The islands have been uninhabited since 1942, but were populated by up to 100 people for centuries (possibly for a millennium or more) prior to 1810. They were originally abandoned due to overgrazing, but were resettled by 1841 in the wake of the Highland Clearances.

The 19th century census records for the islands show a fluctuating population, from 39 people in 1841 to 140 people at their peak population in 1891.

Shillay is the location of Monach Lighthouse, built by David and Thomas Stevenson in 1864. The lighthouse was closed in 1942 but, following the sinking of the oil tanker MV Braer in 1993, a new and much smaller lighthouse was built in 1997. This had a range of 10 nmi; when a range of 18 nmi was deemed necessary, the new lighthouse was shut down in 2008 and the old lighthouse recommissioned with a new optic. Like all British lighthouses it is now unmanned and fully automated.

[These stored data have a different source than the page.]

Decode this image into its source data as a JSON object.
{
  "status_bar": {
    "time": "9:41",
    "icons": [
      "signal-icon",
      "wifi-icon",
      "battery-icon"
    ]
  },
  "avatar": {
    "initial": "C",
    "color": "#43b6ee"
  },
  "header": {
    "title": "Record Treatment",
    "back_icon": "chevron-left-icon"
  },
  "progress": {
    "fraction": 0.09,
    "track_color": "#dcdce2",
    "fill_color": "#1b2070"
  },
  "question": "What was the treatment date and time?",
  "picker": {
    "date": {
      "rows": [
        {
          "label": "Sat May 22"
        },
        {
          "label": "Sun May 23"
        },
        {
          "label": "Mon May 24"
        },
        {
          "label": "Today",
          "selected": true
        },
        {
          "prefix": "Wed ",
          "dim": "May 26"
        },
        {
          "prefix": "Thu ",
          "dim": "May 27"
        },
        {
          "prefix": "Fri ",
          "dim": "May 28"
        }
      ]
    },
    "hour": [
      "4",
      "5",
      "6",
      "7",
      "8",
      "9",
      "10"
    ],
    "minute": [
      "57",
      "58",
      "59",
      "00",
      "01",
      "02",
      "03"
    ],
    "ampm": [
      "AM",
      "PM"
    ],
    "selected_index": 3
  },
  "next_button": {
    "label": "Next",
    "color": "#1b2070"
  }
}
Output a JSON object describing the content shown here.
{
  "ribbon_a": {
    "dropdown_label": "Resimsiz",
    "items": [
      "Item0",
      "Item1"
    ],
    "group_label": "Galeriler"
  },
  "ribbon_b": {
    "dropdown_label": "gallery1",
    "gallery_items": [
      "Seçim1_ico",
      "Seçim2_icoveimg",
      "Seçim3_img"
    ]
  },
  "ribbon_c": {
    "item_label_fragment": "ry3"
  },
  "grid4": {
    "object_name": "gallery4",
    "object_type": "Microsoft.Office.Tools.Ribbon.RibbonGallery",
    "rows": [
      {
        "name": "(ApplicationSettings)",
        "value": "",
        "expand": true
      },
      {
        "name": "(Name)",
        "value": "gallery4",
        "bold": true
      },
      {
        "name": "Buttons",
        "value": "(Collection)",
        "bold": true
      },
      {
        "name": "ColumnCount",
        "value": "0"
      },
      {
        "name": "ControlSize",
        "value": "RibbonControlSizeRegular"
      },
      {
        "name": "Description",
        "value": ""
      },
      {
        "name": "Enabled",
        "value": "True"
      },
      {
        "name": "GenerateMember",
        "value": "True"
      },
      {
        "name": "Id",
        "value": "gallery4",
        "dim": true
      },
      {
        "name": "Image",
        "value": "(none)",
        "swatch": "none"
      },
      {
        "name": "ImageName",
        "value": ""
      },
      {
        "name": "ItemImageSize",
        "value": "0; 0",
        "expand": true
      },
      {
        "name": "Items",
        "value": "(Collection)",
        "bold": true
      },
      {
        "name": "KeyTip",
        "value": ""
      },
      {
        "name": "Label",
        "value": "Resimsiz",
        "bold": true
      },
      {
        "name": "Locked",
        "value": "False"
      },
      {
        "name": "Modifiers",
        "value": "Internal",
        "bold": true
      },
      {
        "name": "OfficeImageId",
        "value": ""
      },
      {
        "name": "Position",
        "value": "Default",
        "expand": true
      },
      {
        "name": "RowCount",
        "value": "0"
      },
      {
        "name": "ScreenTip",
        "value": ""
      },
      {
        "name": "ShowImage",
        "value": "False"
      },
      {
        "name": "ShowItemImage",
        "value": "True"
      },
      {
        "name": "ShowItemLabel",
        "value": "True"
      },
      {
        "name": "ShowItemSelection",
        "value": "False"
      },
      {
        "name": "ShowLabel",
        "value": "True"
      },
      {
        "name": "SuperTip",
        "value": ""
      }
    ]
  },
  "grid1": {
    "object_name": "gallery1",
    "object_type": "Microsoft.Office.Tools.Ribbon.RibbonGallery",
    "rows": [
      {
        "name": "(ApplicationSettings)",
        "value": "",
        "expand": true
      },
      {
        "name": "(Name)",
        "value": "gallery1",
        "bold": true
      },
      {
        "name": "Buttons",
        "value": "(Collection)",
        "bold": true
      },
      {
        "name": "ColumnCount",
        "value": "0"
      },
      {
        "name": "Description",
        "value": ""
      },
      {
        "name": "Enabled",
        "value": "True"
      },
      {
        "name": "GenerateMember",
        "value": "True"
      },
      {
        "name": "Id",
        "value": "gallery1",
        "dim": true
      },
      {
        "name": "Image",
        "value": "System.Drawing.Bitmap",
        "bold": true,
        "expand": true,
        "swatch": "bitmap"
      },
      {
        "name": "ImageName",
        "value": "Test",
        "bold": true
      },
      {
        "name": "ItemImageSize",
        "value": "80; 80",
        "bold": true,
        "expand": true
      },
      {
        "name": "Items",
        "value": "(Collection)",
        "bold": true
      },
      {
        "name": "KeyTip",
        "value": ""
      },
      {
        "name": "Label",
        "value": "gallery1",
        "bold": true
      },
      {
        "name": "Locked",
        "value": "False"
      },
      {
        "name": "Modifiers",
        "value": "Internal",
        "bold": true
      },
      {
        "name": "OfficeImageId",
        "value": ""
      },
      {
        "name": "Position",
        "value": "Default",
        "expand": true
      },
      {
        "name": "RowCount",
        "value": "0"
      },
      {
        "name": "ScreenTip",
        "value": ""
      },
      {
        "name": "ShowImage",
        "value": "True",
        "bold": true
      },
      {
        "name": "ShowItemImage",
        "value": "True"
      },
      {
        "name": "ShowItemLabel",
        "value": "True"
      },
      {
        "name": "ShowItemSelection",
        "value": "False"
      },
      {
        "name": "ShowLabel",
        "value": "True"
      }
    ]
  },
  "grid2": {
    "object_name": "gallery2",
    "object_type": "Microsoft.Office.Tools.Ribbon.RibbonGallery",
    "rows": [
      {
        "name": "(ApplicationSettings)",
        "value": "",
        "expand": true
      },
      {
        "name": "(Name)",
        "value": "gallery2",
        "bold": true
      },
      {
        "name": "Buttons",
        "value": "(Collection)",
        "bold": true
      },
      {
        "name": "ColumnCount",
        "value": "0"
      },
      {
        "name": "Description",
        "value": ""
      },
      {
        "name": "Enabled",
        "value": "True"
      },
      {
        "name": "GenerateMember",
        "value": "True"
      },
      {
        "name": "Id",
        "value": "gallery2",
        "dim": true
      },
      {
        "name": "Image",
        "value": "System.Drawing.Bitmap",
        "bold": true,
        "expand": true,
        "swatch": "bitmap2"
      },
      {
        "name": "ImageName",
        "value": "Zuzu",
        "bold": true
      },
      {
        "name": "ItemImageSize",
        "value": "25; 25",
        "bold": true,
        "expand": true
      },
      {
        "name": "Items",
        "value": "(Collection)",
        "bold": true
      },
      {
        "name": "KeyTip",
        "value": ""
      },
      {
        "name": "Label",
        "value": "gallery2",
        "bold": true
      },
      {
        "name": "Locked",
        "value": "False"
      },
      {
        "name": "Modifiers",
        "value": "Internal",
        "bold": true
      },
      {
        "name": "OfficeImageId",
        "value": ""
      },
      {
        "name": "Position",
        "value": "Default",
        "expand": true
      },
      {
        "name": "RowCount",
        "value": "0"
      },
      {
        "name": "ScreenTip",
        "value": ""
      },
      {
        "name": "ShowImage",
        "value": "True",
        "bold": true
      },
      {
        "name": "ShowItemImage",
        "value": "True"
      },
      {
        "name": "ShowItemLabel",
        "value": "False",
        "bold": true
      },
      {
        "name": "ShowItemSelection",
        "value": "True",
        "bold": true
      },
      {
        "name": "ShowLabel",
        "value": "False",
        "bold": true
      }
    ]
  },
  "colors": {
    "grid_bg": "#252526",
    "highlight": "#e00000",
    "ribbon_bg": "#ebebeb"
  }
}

In 2007 renovations of the old schoolhouse were completed, enabling visitors to stay on the island, and learn about its history and wildlife. The old Heisgeir mailboat has also been restored at the Grimsay boatshed. The 28 ft motorised open wooden boat was built circa 1932 for the last family to leave the Monach Islands, and had lain unused at Lochmaddy before being rescued by the local history society.

===Lady Grange===
Jacobite sympathiser James Erskine, Lord Grange (1679–1754), had his wife Rachel kidnapped and abandoned on the Monach Isles between 1732 and 1734. At the time the islands were owned by Sir Alexander MacDonald of Sleat and she was housed with his tacksman (leaseholder), another Alexander MacDonald and his wife. When Lady Grange complained about her condition, she was told by her host that he had no orders to provide her either with clothes, or food other than the normal fare he and his wife were used to. She lived in isolation, not even being told the name of the island where she was living, and it took her some time to find out who her landlord was. She was there until June 1734 when John and Norman MacLeod from North Uist arrived to move her on. They told her they were taking her to Orkney, but she was taken to Hirta where she lived from 1734 to 1742 before being taken to Skye where she died after a failed rescue attempt.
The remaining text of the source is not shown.